As Gerry Hassan notes below, in the context of Britain’s decomposing constitutional myths and structures, a bold new campaign has been launched to secure a referendum on our membership of the European Union.
The campaign is the brainchild of firebrand MEP Daniel Hannan, who resigned from his frontbench role in the European Parliament after David Cameron went back on his “cast-iron” guarantee of a referendum on the Lisbon Treaty, and has since dedicated himself to building populist right-wing campaigns modelled on the US Tea Party movement.
So far these attempts have been notably unsuccessful, but could Europe be the catalyst to mobilise people?
The EU Referendum Campaign hopes to build a groundswell of cross-party support by encouraging people to sign up to a Pledge in support of a “referendum on who governs Britain: the EU or our elected parliament.”
This will be used to put pressure on sitting MPs :
As the number of people taking The Pledge increases we will inform the government, sitting MPs, as well as the prospective candidates of rival parties in their constituencies, of the running total of voters in each seat demanding our Referendum. We will be naming and shaming MPs and candidates who refuse to commit as well as publicising and praising the names of those who have themselves signed The Pledge.
The campaign has a slick website, a Westminster office and a core team led by James Pryor, a veteran Euro-sceptic who was responsible for UKIP’s 2010 election campaign.
The campaign website has no information on sources of funding, but Campaign Director Marc Glendening told me that the group is being bank-rolled by Toby Blackwell’s, the President of Blackwell’s bookshops who has previous involvement in Euro-Sceptic groups such as Open Europe. (Interestingly, although one might expect to find a conventional free market capitalist behind such trenchant Euro-scepticism, Blackwell has been in the news this week over his plans to emulate John Lewis and hand control of his company to staff.)
The EU Referendum Campaign will certainly need all the funding it can get if it to achieve its ambitious goals of harnessing the electoral power of voters across the country:
We will go into marginal constituencies and challenge the local politicians and prospective candidates at public meetings to account for their respective positions on this key issue. Leaflets will be distributed door to door keeping constituents informed about where the local politicians stand.
Much of the initial momentum for the campaign comes from the view that this is the “real” referendum people want to have rather than the “meaningless” one we are being offered on electoral reform.
Unsurprisingly, most of the those involved are people who have been in and out of the Tories and UKIP, but the campaign aspires to be cross-party, appealing to Euro-sceptics on the left, and even supporters of the EU who take the position (which was effectively Lib Dem policy in 2008 at the time of the Lisbon Treaty) that there should be a public debate and vote on our membership of the EU in order to resolve the issue once and for all.
Currently, John Mills of the little-known Labour Euro Safeguard Committee is on the Council, but if the campaign wants to convince people it’s not just a front for UKIP and the Tory right, then it will have to succeed in its efforts to attract euro-sceptic Labour MPs such as Austin Mitchell and Kelvin Hopkins.
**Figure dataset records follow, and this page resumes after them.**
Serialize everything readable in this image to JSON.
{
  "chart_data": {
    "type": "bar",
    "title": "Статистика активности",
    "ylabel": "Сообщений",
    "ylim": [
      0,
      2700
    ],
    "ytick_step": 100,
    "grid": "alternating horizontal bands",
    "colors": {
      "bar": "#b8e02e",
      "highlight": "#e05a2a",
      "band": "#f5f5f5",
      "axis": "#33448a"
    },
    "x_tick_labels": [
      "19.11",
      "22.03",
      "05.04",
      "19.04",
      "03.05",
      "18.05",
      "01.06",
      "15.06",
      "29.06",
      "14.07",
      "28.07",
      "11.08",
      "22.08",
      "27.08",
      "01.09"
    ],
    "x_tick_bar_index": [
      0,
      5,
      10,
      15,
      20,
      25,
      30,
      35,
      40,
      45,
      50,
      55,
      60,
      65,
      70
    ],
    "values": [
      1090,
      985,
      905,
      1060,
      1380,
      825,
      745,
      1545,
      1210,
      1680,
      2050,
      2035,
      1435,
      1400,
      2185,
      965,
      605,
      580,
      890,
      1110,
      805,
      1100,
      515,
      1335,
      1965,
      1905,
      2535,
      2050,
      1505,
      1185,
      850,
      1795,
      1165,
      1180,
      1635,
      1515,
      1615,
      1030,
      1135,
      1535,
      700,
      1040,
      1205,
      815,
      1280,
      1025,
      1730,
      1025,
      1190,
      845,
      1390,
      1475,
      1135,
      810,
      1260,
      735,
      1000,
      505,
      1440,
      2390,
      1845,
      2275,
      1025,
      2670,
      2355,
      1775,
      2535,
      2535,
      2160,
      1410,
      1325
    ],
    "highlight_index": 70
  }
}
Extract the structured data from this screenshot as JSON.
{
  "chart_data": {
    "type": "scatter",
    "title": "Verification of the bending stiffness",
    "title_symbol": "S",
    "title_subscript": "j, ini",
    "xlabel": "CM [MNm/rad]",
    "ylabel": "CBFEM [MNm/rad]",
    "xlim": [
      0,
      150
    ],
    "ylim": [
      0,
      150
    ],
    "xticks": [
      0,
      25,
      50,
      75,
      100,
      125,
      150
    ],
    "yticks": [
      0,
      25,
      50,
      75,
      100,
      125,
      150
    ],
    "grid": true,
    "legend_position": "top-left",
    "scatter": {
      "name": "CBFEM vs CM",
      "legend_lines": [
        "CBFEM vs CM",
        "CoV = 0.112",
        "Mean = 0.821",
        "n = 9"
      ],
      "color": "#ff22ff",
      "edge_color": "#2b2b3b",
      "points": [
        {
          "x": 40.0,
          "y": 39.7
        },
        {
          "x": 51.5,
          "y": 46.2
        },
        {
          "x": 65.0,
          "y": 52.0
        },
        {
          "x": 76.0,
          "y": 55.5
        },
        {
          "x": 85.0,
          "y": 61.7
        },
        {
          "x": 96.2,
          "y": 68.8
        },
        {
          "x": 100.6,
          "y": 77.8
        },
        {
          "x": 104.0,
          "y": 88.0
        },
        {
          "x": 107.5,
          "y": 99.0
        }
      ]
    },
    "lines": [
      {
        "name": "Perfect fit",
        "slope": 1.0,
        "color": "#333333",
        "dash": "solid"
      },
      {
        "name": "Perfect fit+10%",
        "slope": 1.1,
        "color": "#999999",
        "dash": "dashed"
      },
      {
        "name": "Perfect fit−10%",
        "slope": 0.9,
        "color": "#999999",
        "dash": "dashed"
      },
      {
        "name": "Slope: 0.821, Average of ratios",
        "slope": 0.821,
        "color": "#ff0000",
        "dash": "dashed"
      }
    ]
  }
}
If the campaign can position itself as authentically grassroots and non-partisan, and not just a campaign by fringe Europhobic hacks, then I think it has the potential to catch a spark and ignite popular anger at politicians and our hollowed out shell of a Parliament.
Even those on the left, such as myself, who are broadly supportive of the EU and its goals, can recognise the injustice in the fact the electorate is repeatedly denied the opportunity to have a say on the question of where power should lie. This fundamental lack of democracy has fed into distrust and paranoia at our dealings with the EU. As Hannan notes, “No one under the age of 54 has been asked about Britain's relationship with the EU.”
Yet at the same time this also has the potential to be a very worrying development. If ever a right-wing movement emerged in Britain that approximated Hannan’s beloved Tea Party, in its fear, bigotry, and sheer contempt for truth and reason, then it would almost certainly have a strong anti-European component.
Although the UK has nothing comparable to the US’s tradition of anti-government individualism or religious fanaticism, a movement that rails against “elites” and provides populist xenophobic answers to people’s problems at a time of economic distress could win widespread support.
Not that the EU Referendum Campaign has got to that point yet, mind you. But it has the potential to feed in to broader anti-politics currents which are likely to be stirred by the AV referendum campaign.
Not least, perhaps, as it looks unlikely that Clegg’s modest reform will capture the deep-swell of popular contempt for politicians - and satisfy demands for a more accountable and representative democracy. A campaign for a referendum on the EU, on the other hand, just might.
For democrats the lesson may be this: that those who fail to make the best of an opportunity like the disenchantment with old-style Westminster politics may find that opportunity becomes a threat.